Los Estados de la Unión solo salvarán sus disfunciones diluyéndose con un gobierno federal y una presidencia ejecutiva, con poder real sobre todo el territorio, sus fronteras y su política exterior; con la apuesta por una política regional que desarrolle la economía en función de la geografía y no de los límites estatales; situando la sociedad del conocimiento en el centro de las políticas, contribuyendo a equilibrar al alza la inversión en investigación e innovación; y, entre otros, con la creación de un ejército común, preparado también para emergencias civiles.

Europa se parece cada vez menos a la que imaginó Steiner. No es, ni simbólicamente, un café repleto de gentes y palabras donde se practica la tertulia civilizada.

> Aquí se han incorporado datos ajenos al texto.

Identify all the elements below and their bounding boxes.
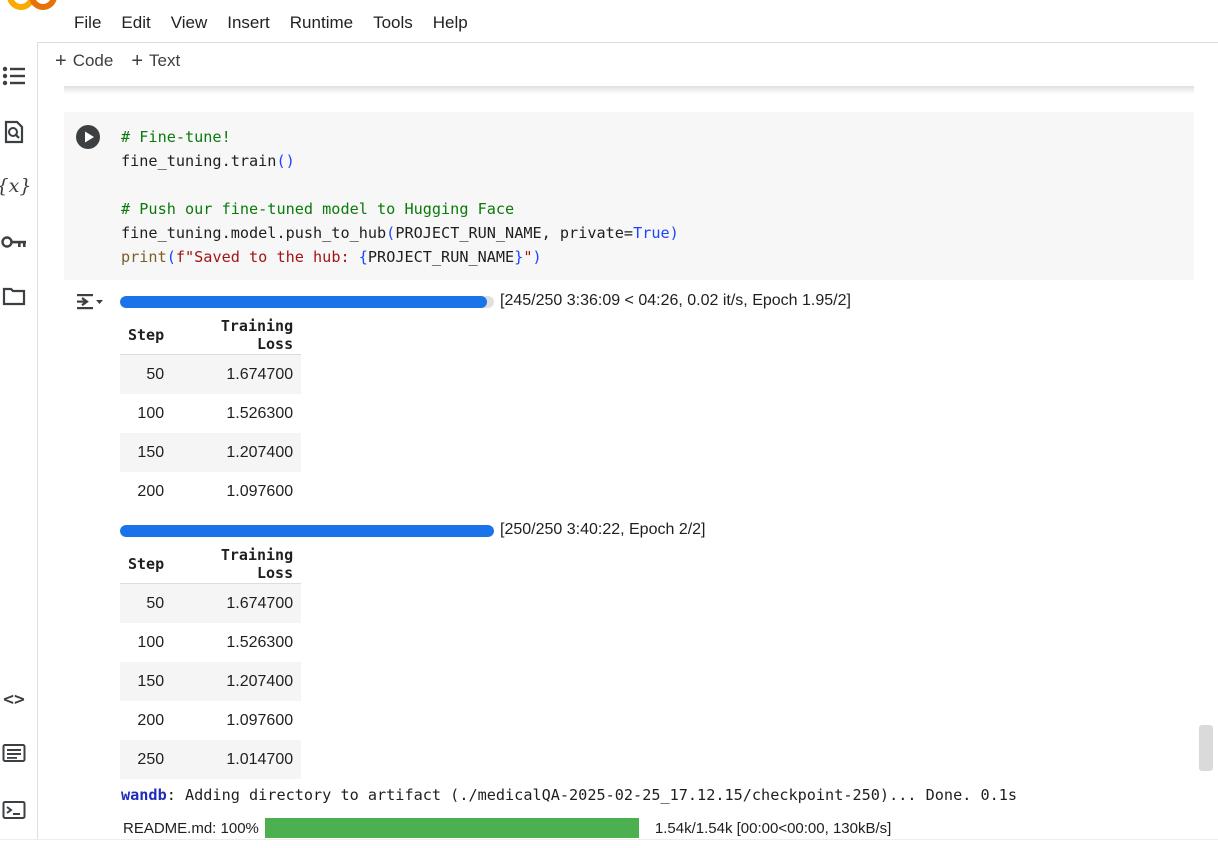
loss-cell: 1.097600 bbox=[226, 482, 294, 500]
code-line-4: # Push our fine-tuned model to Hugging F… bbox=[121, 200, 515, 218]
menu-runtime[interactable]: Runtime bbox=[280, 12, 363, 36]
find-replace-icon[interactable] bbox=[0, 118, 28, 146]
step-cell: 150 bbox=[120, 662, 173, 701]
step-cell: 200 bbox=[137, 711, 165, 729]
loss-cell: 1.014700 bbox=[172, 740, 302, 779]
readme-stats: 1.54k/1.54k [00:00<00:00, 130kB/s] bbox=[654, 819, 892, 837]
training-progress-text-final: [250/250 3:40:22, Epoch 2/2] bbox=[500, 521, 706, 538]
loss-cell: 1.526300 bbox=[226, 404, 294, 422]
menu-view[interactable]: View bbox=[161, 12, 218, 36]
training-progress-fill-final bbox=[120, 525, 494, 537]
col-header-step: Step bbox=[120, 545, 173, 584]
add-text-button[interactable]: + Text bbox=[131, 51, 180, 71]
wandb-tag: wandb bbox=[121, 786, 167, 804]
step-cell: 100 bbox=[137, 633, 165, 651]
readme-upload-row: README.md: 100% 1.54k/1.54k [00:00<00:00… bbox=[123, 817, 891, 839]
left-sidebar: {x} <> bbox=[0, 42, 38, 847]
table-row: 100 1.526300 bbox=[120, 623, 301, 662]
table-row: 250 1.014700 bbox=[120, 740, 302, 779]
loss-cell: 1.674700 bbox=[172, 583, 302, 623]
loss-cell: 1.097600 bbox=[226, 711, 294, 729]
plus-icon: + bbox=[131, 50, 144, 72]
readme-progress-fill bbox=[264, 818, 639, 838]
notebook-toolbar: + Code + Text bbox=[55, 51, 180, 71]
table-row: 50 1.674700 bbox=[120, 583, 302, 623]
add-code-label: Code bbox=[72, 51, 114, 70]
table-of-contents-icon[interactable] bbox=[0, 62, 28, 90]
loss-cell: 1.207400 bbox=[172, 433, 302, 472]
col-header-loss: Training Loss bbox=[172, 545, 302, 584]
training-progress-fill bbox=[120, 296, 487, 308]
menu-insert[interactable]: Insert bbox=[217, 12, 280, 36]
readme-label: README.md: 100% bbox=[123, 819, 259, 837]
step-cell: 50 bbox=[120, 583, 173, 623]
terminal-icon[interactable] bbox=[0, 796, 28, 824]
table-row: 100 1.526300 bbox=[120, 394, 301, 433]
loss-table: Step Training Loss 50 1.674700 100 1.526300… bbox=[120, 316, 302, 511]
step-cell: 200 bbox=[137, 482, 165, 500]
menu-edit[interactable]: Edit bbox=[111, 12, 160, 36]
loss-cell: 1.526300 bbox=[226, 633, 294, 651]
add-code-button[interactable]: + Code bbox=[55, 51, 113, 71]
loss-cell: 1.674700 bbox=[172, 354, 302, 394]
loss-cell: 1.207400 bbox=[172, 662, 302, 701]
table-row: 200 1.097600 bbox=[120, 701, 301, 740]
step-cell: 50 bbox=[120, 354, 173, 394]
run-cell-icon[interactable] bbox=[75, 124, 101, 150]
code-line-5: fine_tuning.model.push_to_hub(PROJECT_RU… bbox=[121, 224, 679, 242]
training-progress-text: [245/250 3:36:09 < 04:26, 0.02 it/s, Epo… bbox=[500, 292, 851, 309]
col-header-step: Step bbox=[120, 316, 173, 355]
colab-logo-icon[interactable] bbox=[6, 0, 58, 14]
menubar: File Edit View Insert Runtime Tools Help bbox=[64, 12, 478, 36]
wandb-log-line: wandb: Adding directory to artifact (./m… bbox=[121, 786, 1017, 804]
menu-file[interactable]: File bbox=[64, 12, 111, 36]
vertical-scrollbar-thumb[interactable] bbox=[1199, 725, 1213, 771]
menu-tools[interactable]: Tools bbox=[363, 12, 423, 36]
output-options-icon[interactable] bbox=[75, 289, 105, 315]
secrets-key-icon[interactable] bbox=[0, 228, 28, 256]
table-row: 50 1.674700 bbox=[120, 354, 302, 394]
variables-icon[interactable]: {x} bbox=[0, 172, 31, 200]
readme-progress-bar bbox=[264, 818, 639, 838]
command-palette-icon[interactable] bbox=[0, 739, 28, 767]
step-cell: 250 bbox=[120, 740, 173, 779]
col-header-loss: Training Loss bbox=[172, 316, 302, 355]
step-cell: 100 bbox=[137, 404, 165, 422]
plus-icon: + bbox=[55, 50, 67, 72]
training-progress-bar bbox=[120, 296, 494, 308]
code-line-1: # Fine-tune! bbox=[121, 128, 231, 146]
training-progress-bar-final bbox=[120, 525, 494, 537]
wandb-message: : Adding directory to artifact (./medica… bbox=[166, 786, 1018, 804]
menu-help[interactable]: Help bbox=[423, 12, 478, 36]
code-line-2: fine_tuning.train() bbox=[121, 152, 295, 170]
step-cell: 150 bbox=[120, 433, 173, 472]
code-editor[interactable]: # Fine-tune! fine_tuning.train() # Push … bbox=[121, 125, 679, 269]
code-line-6: print(f"Saved to the hub: {PROJECT_RUN_N… bbox=[121, 248, 542, 266]
add-text-label: Text bbox=[149, 51, 181, 70]
toolbar-shadow bbox=[64, 86, 1194, 94]
files-folder-icon[interactable] bbox=[0, 282, 28, 310]
table-row: 200 1.097600 bbox=[120, 472, 301, 511]
table-row: 150 1.207400 bbox=[120, 662, 302, 701]
table-row: 150 1.207400 bbox=[120, 433, 302, 472]
header-divider bbox=[38, 42, 1218, 43]
loss-table-final: Step Training Loss 50 1.674700 100 1.526300… bbox=[120, 545, 302, 779]
code-snippets-icon[interactable]: <> bbox=[0, 685, 28, 713]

Pero aunque esa manera, idealizada, de hacer desaparezca la vida de sus ciudades, grandes y medianas, tiene más en común de lo que creemos. Incluso más entre estas que con los quehaceres diarios de los interiores de sus respectivos países.

A partir de la crisis actual, del sustrato cultural y de sus urbes Europa puede crear una auténtica memoria común. Cuando las clases medias regresen a las calles, primero tratarán de restablecer la normalidad y sus empleos. La crisis sociopolítica sobrevenida que incubamos ahora no llegará de inmediato, sino en unos meses, incluso algún año. Hasta entonces la forma en que se honre —si pour la patrie o pour l’Europe— a unas muertes que nunca debieron ocurrir, marcará el futuro de la Unión.